Abort kernel

Any idea how can I abort the current kernel to force to read the results into the CPU?

Let me explain a bit more… I’m making a raycaster which has the following function:

__device__ bool HitTest ( const sTRIANGLE* tris, float3 rayOrig, float3 rayDir );

it just test if a ray hits a triangle set loaded using cuMalloc() in 1D linear buffer.

The .cu kernel just iterates over the triangle set until a hit is found.

If any triangle is hit by the ray I must abort all the other tests and stop the kernel ( to optimize ).

I’m using 128 threads per block, blocks of 1024 triangles each. The triangle set contains a 6M polygon mesh ( 72Mb )

I could do:

__device__ bool hitFound = false;

__device__ bool HitTest ( const sTRIANGLE* tris, float3 rayOrig, float3 rayDir )

{

    if ( hitFound )

    {

        return true;

    }

    else

    {

        //perform the ray-triangle test

        //blah blah.. some boring maths...

        if ( testGaveHit )

        { 

            hitFound = true;

            return true;

        }

    }

   return false;

}

but I bet that won’t be very efficient… Is there any built-in function to force to stop the kernel execution?

Any idea how to implement this better pls? Do I need just to divide into smaller blocks and test result block by block instead ( like is done in the 1dhaar example? )

Could you include a basic parallelized raycaster in the SDK examples?

Use a shared memory variable for “hitFound”. Use thread 0 to initialize it to false.

Threads should ONLY write to it if they find a hit; if they do, they write true. After the write to it, __syncthreads(). Then have all threads check it and return if it is true, or continue if it is not.

Even though multiple threads will be writing the variable at once, the only possible value that they are writing is “true”, so if it is ever true, you know all threads should quit.

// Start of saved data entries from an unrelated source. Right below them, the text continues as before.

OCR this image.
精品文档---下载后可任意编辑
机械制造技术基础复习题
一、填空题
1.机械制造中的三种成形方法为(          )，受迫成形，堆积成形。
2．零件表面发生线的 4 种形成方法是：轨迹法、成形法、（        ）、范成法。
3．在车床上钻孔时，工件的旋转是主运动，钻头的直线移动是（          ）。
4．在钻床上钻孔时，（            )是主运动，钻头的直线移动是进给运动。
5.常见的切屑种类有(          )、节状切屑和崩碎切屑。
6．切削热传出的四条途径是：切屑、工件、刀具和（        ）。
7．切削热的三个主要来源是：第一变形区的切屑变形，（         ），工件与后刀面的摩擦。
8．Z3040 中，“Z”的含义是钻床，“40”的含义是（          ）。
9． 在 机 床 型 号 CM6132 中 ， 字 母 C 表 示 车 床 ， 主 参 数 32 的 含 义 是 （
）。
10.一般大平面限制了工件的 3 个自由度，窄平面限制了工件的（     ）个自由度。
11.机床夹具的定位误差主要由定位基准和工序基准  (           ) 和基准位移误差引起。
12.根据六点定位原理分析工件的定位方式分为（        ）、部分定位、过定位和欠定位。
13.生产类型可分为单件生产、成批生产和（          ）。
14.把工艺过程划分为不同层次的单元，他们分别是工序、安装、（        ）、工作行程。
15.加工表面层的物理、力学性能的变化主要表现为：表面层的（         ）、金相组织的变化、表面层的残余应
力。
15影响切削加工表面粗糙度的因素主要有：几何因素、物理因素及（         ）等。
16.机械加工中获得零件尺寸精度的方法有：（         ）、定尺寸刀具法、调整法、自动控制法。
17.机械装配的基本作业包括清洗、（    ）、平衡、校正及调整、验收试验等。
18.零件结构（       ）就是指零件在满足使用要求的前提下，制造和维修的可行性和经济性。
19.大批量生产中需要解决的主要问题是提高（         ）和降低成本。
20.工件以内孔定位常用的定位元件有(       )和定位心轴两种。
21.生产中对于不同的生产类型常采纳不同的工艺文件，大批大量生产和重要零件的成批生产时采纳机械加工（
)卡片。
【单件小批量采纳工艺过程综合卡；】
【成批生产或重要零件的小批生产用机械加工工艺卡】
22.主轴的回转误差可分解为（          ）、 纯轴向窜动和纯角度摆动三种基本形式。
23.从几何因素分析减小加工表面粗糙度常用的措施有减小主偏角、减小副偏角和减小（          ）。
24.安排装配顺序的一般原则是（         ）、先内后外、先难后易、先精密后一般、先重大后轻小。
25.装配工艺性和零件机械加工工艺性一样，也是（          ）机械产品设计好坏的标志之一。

Let me know if this isn’t clear and I will write some pseudocode.

Mark

Something like this???

#define BLOCK_SIZE 1024

#define THREADS_PER_BLOCK 128

struct sRAY

{

    float3 orig, dir;

};

struct sTRIANGLE_VERTEX

{

    float x, y, z;

};

struct sTRIANGLE

{

    sTRIANGLE_VERTEX v[3];

};

__shared__ bool hitFound;

__global__ void InitHitFound () 

{

    hitFound = false;

}

__global__ void HitTestGPU ( const sTRIANGLE* tris, const sRAY* r, bool *res )

{

    if ( !hitFound )

    {

        const sTRIANGLE *tri = &tris[(blockIdx.x*BLOCK_SIZE) + threadIdx.x];

       //blah blah maths....

        if ( rayHitsTri )

        {

            hitFound = true;

            __syncthreads();

            *res = true;

        }

    }

}

void HitTest ( const sTRIANGLE* tris, const unsigned int nTris, const sRAY* r, bool* res )

{

    InitHitFound<<<1,1>>>(); //This will init the shared hitFound to false

    

    const unsigned int nBlocks = (unsigned int)(ceilf((float)nTris/(float)BLOCK_SIZE));

    HitTestGPU<<<nBlocks,THREADS_PER_BLOCK>>> (tris,r,res);

}

???

shared data has a lifetime of a launch, hence you cannot use a launch to initializa data used in a subsequent launch. I think what Mark means is something like:

__shared__ int x;

__global__ void f(void)

{

  if (threadIdx.x == 0) {

    x = 0;

  }

  __syncthreads();

 // overhere, every thread can access x

}

But will be efficient? Threads in the block will continue executing the “if ( 0==threadIdx.x )” and the “if ( !hitFound )” for the 6M triangles… that just will skip some maths in the interior ray-triangle test branch… With a built-in intruction to abort the current executing kernel(abort all the threads in block, abort all the blocks) could be more efficient?

Other option could be to do some consecutive block tests in the host part, like:

void HitTest ( const sTRIANGLE* tris, const unsigned int nTris, const sRAY* r, bool* result )

{

   const unsigned int nBlocks = (unsigned int)(ceilf((float)nTris/(float)BLOCK_SIZE));

   unsigned int i;

  for ( i=0; i<nBlocks; ++i )

   {

      HitTestGPU<<<1,THREADS_PER_BLOCK>>> (tris,r,result);

      if ( result )

      {

         break;

      }

   }

}

but I bet this will kill performance and loose the benefits of CUDA?